Blättert man in der Geschichte Liechtensteins, erkennt man als drittes Wesenselement einen zähen „Überlebenswillen“, der sich durch Zielstrebigkeit, Beharrlichkeit, Intuition und Opferbereitschaft auszeichnet. Sein Verhältnis zu auswärtigen Staaten hat Liechtenstein im Lauf seiner Geschichte jeweils aufgrund seiner Interessen und seines eigenen Nutzens, oft unter bedeutenden Anstrengungen und grossen materiellen Opfern ausgerichtet. Davon zeugen seine Mitgliedschaft im Rheinbund, die Verträge mit dem Herzogtum Nassau, der Vertrag von Treplitz, die Mitgliedschaft in der Quadrupelallianz, die Mitgliedschaft im Deutschen Bund und in der Heiligen Allianz usw.; davon zeugen der 1852 mit Österreich abgeschlossene Zoll- und Steuervertrag, der zu einer Gratwanderung zwischen Anpassung und Selbstbehauptung wurde, davon zeugt der Zollanschlussvertrag mit der Schweizerischen Eidgenossenschaft von 1923. Es ist festzuhalten, dass die Erhaltung der Souveränität im 19. Jahrhundert durch die Person des Fürsten und aufgrund seines hohen Ansehens bestimmt und erreicht worden ist.

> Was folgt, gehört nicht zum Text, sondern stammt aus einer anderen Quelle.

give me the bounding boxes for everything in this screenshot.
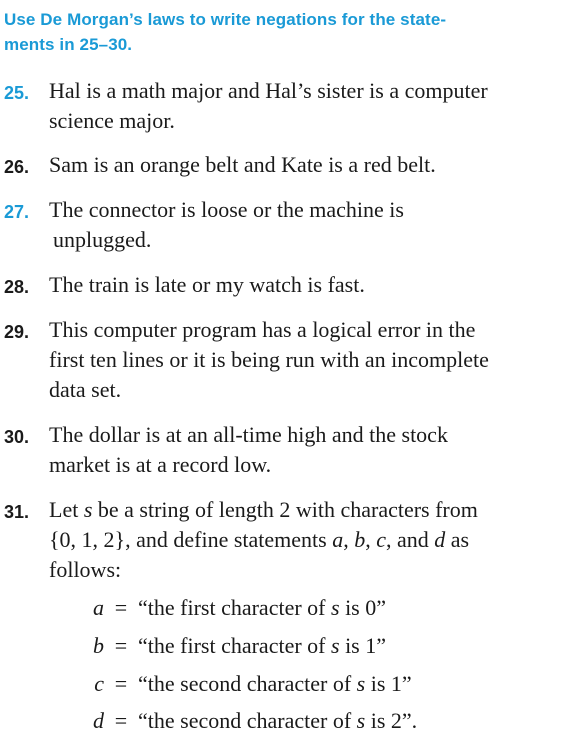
definition-text-end: is 1” (365, 671, 412, 696)
definition-variable: b (93, 633, 104, 658)
definition-a: a = “the first character of s is 0” (90, 593, 386, 623)
definition-text: “the second character of (138, 671, 357, 696)
math-variable: c (376, 527, 386, 552)
equals-sign: = (114, 671, 128, 696)
exercise-instruction: Use De Morgan’s laws to write negations … (4, 7, 549, 57)
exercise-line: {0, 1, 2}, and define statements a, b, c… (49, 527, 470, 552)
exercise-text: The dollar is at an all-time high and th… (49, 420, 559, 480)
definition-variable: a (93, 595, 104, 620)
exercise-number: 25. (4, 83, 30, 103)
definition-variable-s: s (356, 671, 366, 696)
definition-variable-s: s (331, 595, 340, 620)
exercise-line: first ten lines or it is being run with … (49, 347, 489, 372)
exercise-text: Sam is an orange belt and Kate is a red … (49, 150, 559, 180)
exercise-line: Let s be a string of length 2 with chara… (49, 497, 478, 522)
definition-b: b = “the first character of s is 1” (90, 631, 386, 661)
exercise-line: unplugged. (53, 227, 152, 252)
definition-d: d = “the second character of s is 2”. (90, 706, 417, 736)
definition-c: c = “the second character of s is 1” (90, 669, 412, 699)
exercise-line: market is at a record low. (49, 452, 272, 477)
exercise-text: Let s be a string of length 2 with chara… (49, 495, 559, 585)
exercise-line: data set. (49, 377, 122, 402)
definition-variable: d (93, 708, 104, 733)
definition-text-end: is 2”. (365, 708, 418, 733)
exercise-number: 31. (4, 502, 30, 522)
exercise-number: 26. (4, 157, 30, 177)
equals-sign: = (114, 708, 128, 733)
definition-text: “the first character of (138, 633, 331, 658)
exercise-text: This computer program has a logical erro… (49, 315, 559, 405)
exercise-line: science major. (49, 108, 175, 133)
exercise-text: The train is late or my watch is fast. (49, 270, 559, 300)
exercise-line: The train is late or my watch is fast. (49, 272, 365, 297)
exercise-number: 30. (4, 427, 30, 447)
definition-text: “the first character of (138, 595, 331, 620)
definition-text-end: is 1” (339, 633, 387, 658)
exercise-line: The connector is loose or the machine is (49, 197, 404, 222)
instruction-line-1: Use De Morgan’s laws to write negations … (4, 10, 447, 29)
exercise-number: 27. (4, 202, 30, 222)
exercise-line: The dollar is at an all-time high and th… (49, 422, 448, 447)
definition-text-end: is 0” (339, 595, 387, 620)
exercise-text: The connector is loose or the machine is… (49, 195, 559, 255)
exercise-number: 29. (4, 322, 30, 342)
exercise-number: 28. (4, 277, 30, 297)
definition-variable-s: s (356, 708, 366, 733)
definition-variable-s: s (331, 633, 340, 658)
equals-sign: = (114, 633, 128, 658)
math-variable: a (332, 527, 344, 552)
exercise-text: Hal is a math major and Hal’s sister is … (49, 76, 559, 136)
math-variable: s (83, 497, 93, 522)
exercise-line: Sam is an orange belt and Kate is a red … (49, 152, 436, 177)
math-variable: b (354, 527, 366, 552)
exercise-line: Hal is a math major and Hal’s sister is … (49, 78, 488, 103)
exercise-line: follows: (49, 557, 122, 582)
instruction-line-2: ments in 25–30. (4, 35, 133, 54)
exercise-line: This computer program has a logical erro… (49, 317, 476, 342)
textbook-page: { "colors": { "accent": "#1a9ad6", "text… (0, 0, 568, 753)
definition-variable: c (94, 671, 104, 696)
math-variable: d (434, 527, 446, 552)
definition-text: “the second character of (138, 708, 357, 733)
equals-sign: = (114, 595, 128, 620)
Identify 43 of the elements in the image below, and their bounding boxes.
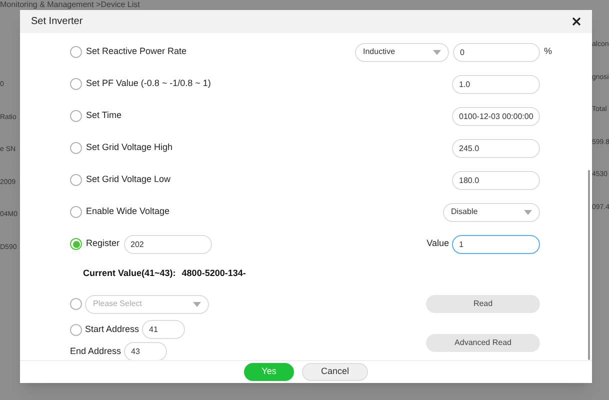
setting-label: Set Grid Voltage High: [86, 141, 173, 154]
close-icon[interactable]: [572, 17, 581, 26]
setting-label: Start Address: [85, 322, 140, 336]
setting-label: Register: [86, 237, 120, 250]
input-field[interactable]: 245.0: [452, 138, 540, 158]
setting-label: Set Time: [86, 109, 122, 122]
unit-label: %: [544, 45, 552, 58]
setting-label: Set PF Value (-0.8 ~ -1/0.8 ~ 1): [86, 77, 211, 90]
radio-button[interactable]: [70, 78, 82, 90]
radio-button[interactable]: [70, 142, 82, 154]
breadcrumb: Monitoring & Management >Device List: [0, 0, 140, 10]
setting-label: Set Reactive Power Rate: [86, 45, 187, 58]
input-field[interactable]: 1: [452, 234, 540, 254]
cancel-button[interactable]: Cancel: [302, 363, 368, 381]
current-value-label: Current Value(41~43):: [83, 267, 176, 280]
input-field[interactable]: 1.0: [452, 74, 540, 94]
input-field[interactable]: 0100-12-03 00:00:00: [452, 106, 540, 126]
setting-label: Value: [426, 237, 449, 250]
radio-button[interactable]: [70, 174, 82, 186]
input-field[interactable]: 43: [124, 342, 168, 360]
dialog-title: Set Inverter: [31, 15, 83, 29]
read-button[interactable]: Read: [426, 295, 540, 313]
input-field[interactable]: 0: [453, 42, 540, 62]
radio-button[interactable]: [70, 298, 82, 310]
read-button[interactable]: Advanced Read: [426, 334, 540, 352]
radio-button[interactable]: [70, 206, 82, 218]
caret-icon: [524, 210, 532, 214]
caret-icon: [433, 50, 441, 54]
radio-button[interactable]: [70, 46, 82, 58]
caret-icon: [193, 302, 201, 306]
setting-label: Enable Wide Voltage: [86, 205, 170, 218]
input-field[interactable]: 202: [124, 234, 212, 254]
radio-button[interactable]: [70, 324, 82, 336]
input-field[interactable]: 180.0: [452, 170, 540, 190]
radio-button[interactable]: [70, 238, 82, 250]
scrollbar[interactable]: [588, 170, 590, 360]
input-field[interactable]: 41: [142, 320, 186, 339]
radio-button[interactable]: [70, 110, 82, 122]
current-value: 4800-5200-134-: [182, 267, 246, 280]
setting-label: End Address: [70, 344, 122, 358]
dropdown[interactable]: Disable: [443, 202, 540, 222]
dropdown[interactable]: Inductive: [355, 42, 449, 62]
setting-label: Set Grid Voltage Low: [86, 173, 171, 186]
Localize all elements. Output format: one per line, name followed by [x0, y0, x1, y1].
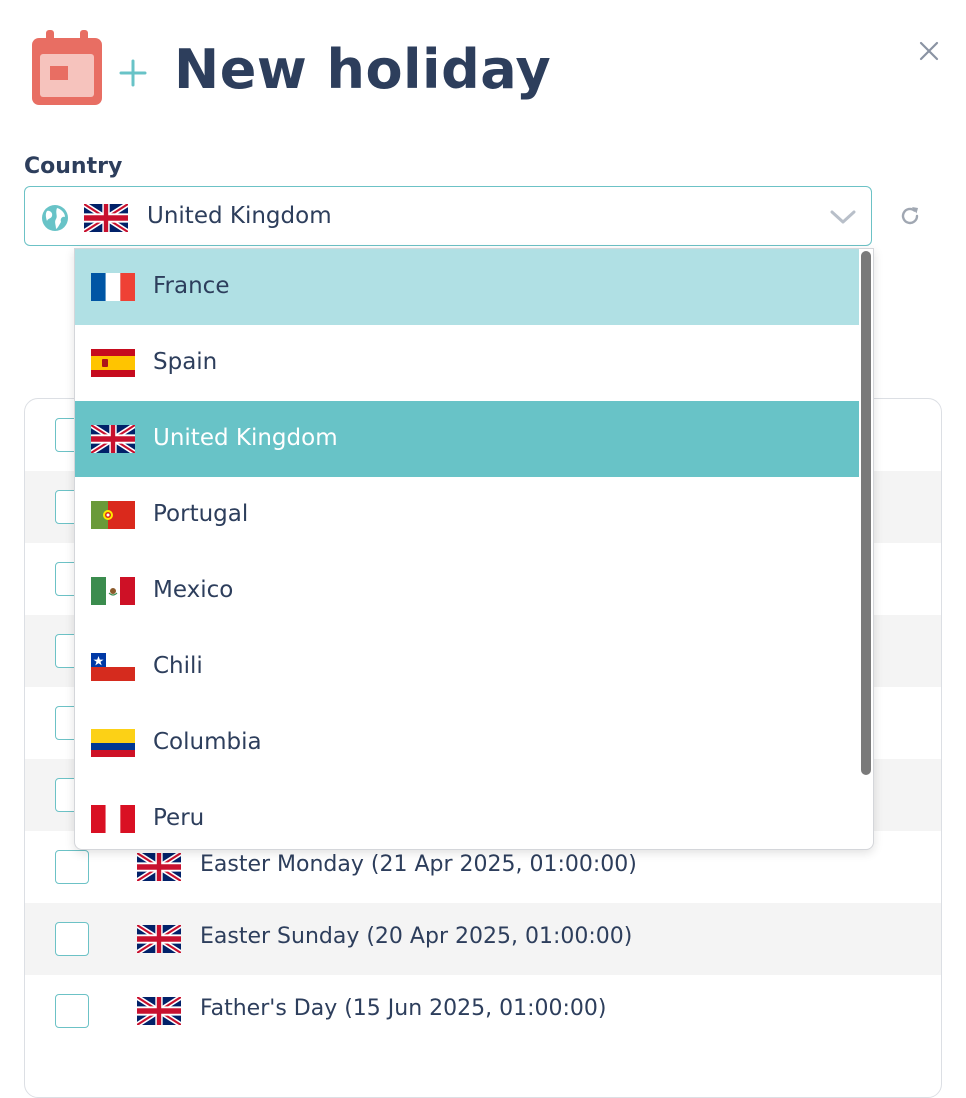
- chile-flag-icon: [91, 653, 135, 685]
- dropdown-option-portugal[interactable]: Portugal: [75, 477, 859, 553]
- option-label: Peru: [153, 805, 205, 831]
- option-label: France: [153, 273, 230, 299]
- calendar-icon: [32, 30, 104, 110]
- dialog-header: New holiday: [32, 30, 932, 110]
- option-label: Portugal: [153, 501, 249, 527]
- dropdown-option-spain[interactable]: Spain: [75, 325, 859, 401]
- option-label: Spain: [153, 349, 218, 375]
- row-checkbox[interactable]: [55, 922, 89, 956]
- country-dropdown: France Spain United Kingdom Portugal Mex…: [74, 248, 874, 850]
- dropdown-option-peru[interactable]: Peru: [75, 781, 859, 849]
- uk-flag-icon: [136, 994, 182, 1029]
- refresh-icon[interactable]: [898, 204, 922, 232]
- option-label: Chili: [153, 653, 203, 679]
- dropdown-option-united-kingdom[interactable]: United Kingdom: [75, 401, 859, 477]
- country-label: Country: [24, 154, 123, 179]
- uk-flag-icon: [83, 201, 129, 236]
- table-row: Father's Day (15 Jun 2025, 01:00:00): [25, 975, 941, 1047]
- spain-flag-icon: [91, 349, 135, 381]
- france-flag-icon: [91, 273, 135, 305]
- row-checkbox[interactable]: [55, 850, 89, 884]
- dropdown-scrollbar[interactable]: [861, 251, 871, 775]
- peru-flag-icon: [91, 805, 135, 837]
- dropdown-option-columbia[interactable]: Columbia: [75, 705, 859, 781]
- uk-flag-icon: [90, 422, 136, 457]
- option-label: Columbia: [153, 729, 262, 755]
- mexico-flag-icon: [91, 577, 135, 609]
- table-row: Easter Sunday (20 Apr 2025, 01:00:00): [25, 903, 941, 975]
- holiday-name: Easter Monday (21 Apr 2025, 01:00:00): [200, 852, 637, 877]
- option-label: United Kingdom: [153, 425, 338, 451]
- page-title: New holiday: [174, 38, 552, 101]
- chevron-down-icon: [830, 209, 856, 229]
- country-select[interactable]: United Kingdom: [24, 186, 872, 246]
- dropdown-option-mexico[interactable]: Mexico: [75, 553, 859, 629]
- row-checkbox[interactable]: [55, 994, 89, 1028]
- globe-icon: [41, 204, 69, 236]
- close-icon[interactable]: [918, 40, 940, 66]
- uk-flag-icon: [136, 850, 182, 885]
- uk-flag-icon: [136, 922, 182, 957]
- plus-icon: [118, 58, 148, 92]
- country-select-value: United Kingdom: [147, 203, 332, 229]
- colombia-flag-icon: [91, 729, 135, 761]
- portugal-flag-icon: [91, 501, 135, 533]
- dropdown-option-chili[interactable]: Chili: [75, 629, 859, 705]
- dropdown-option-france[interactable]: France: [75, 249, 859, 325]
- holiday-name: Father's Day (15 Jun 2025, 01:00:00): [200, 996, 607, 1021]
- holiday-name: Easter Sunday (20 Apr 2025, 01:00:00): [200, 924, 633, 949]
- option-label: Mexico: [153, 577, 234, 603]
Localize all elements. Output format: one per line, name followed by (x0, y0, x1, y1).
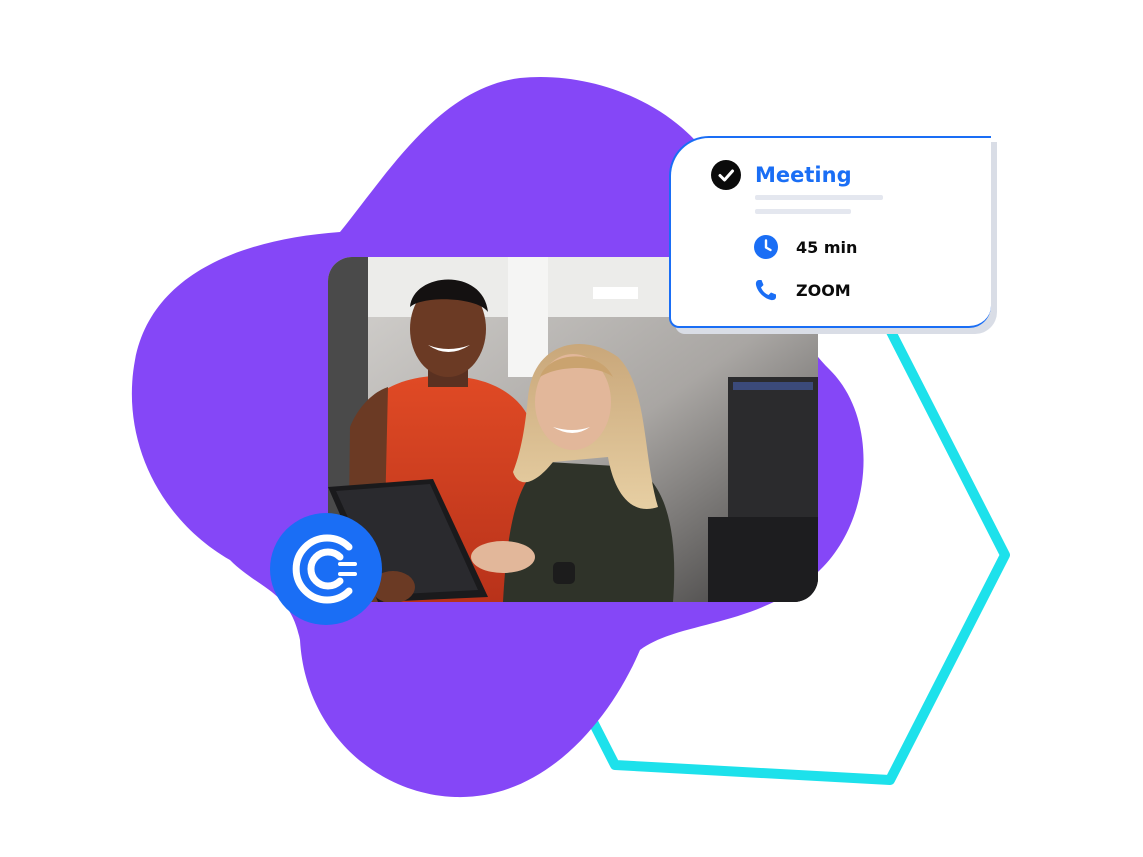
meeting-card: Meeting 45 min ZOOM (669, 136, 991, 328)
duration-label: 45 min (796, 237, 858, 257)
hero-illustration: Meeting 45 min ZOOM (0, 0, 1143, 857)
placeholder-line (755, 209, 851, 214)
location-label: ZOOM (796, 280, 851, 300)
meeting-title: Meeting (755, 163, 852, 187)
location-row: ZOOM (753, 277, 851, 303)
duration-row: 45 min (753, 234, 857, 260)
check-circle-icon (711, 160, 741, 190)
placeholder-line (755, 195, 883, 200)
calendly-logo-icon (269, 512, 383, 626)
phone-icon (753, 277, 779, 303)
clock-icon (753, 234, 779, 260)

Liechtensteins Bündnisse und Mitgliedschaften waren stets geleitet von Überlegungen der Sicherheit, der Versorgung und des materiellen und politischen Überlebens. Sie waren weniger oder kaum gekennzeichnet von Überlegungen oder Bestrebungen nach Neutralität, Unabhängigkeit oder „Autonomie“. Ein „Alleingang“ lag seit je ausserhalb der liechtensteinischen Möglichkeiten und kein Staatsmann hätte an eine solche Ideologie je seine Energie oder seinen Ehrgeiz verschwendet. So hat Liechtenstein im Lauf der Geschichte, auch der jüngsten, Allianzen gesucht und gebildet, um unter Starken seine Schwächen zu überwinden. Liechtenstein als Nation kommt wohl kaum in die Lage, seine

„Stärke“ auszuspielen, Liechtenstein hat aber durchaus seine „Stärken“ im Staatenbund. Es hat seine Geschichte, es besitzt Flexibilität, es nützt die komparativen Vorteile der kurzen Wege, es mehrt Wissen und Wohlstand und schafft damit die Voraussetzungen, sich im humanitären Bereich erkenntlich zu zeigen und sich Anerkennung zu verschaffen.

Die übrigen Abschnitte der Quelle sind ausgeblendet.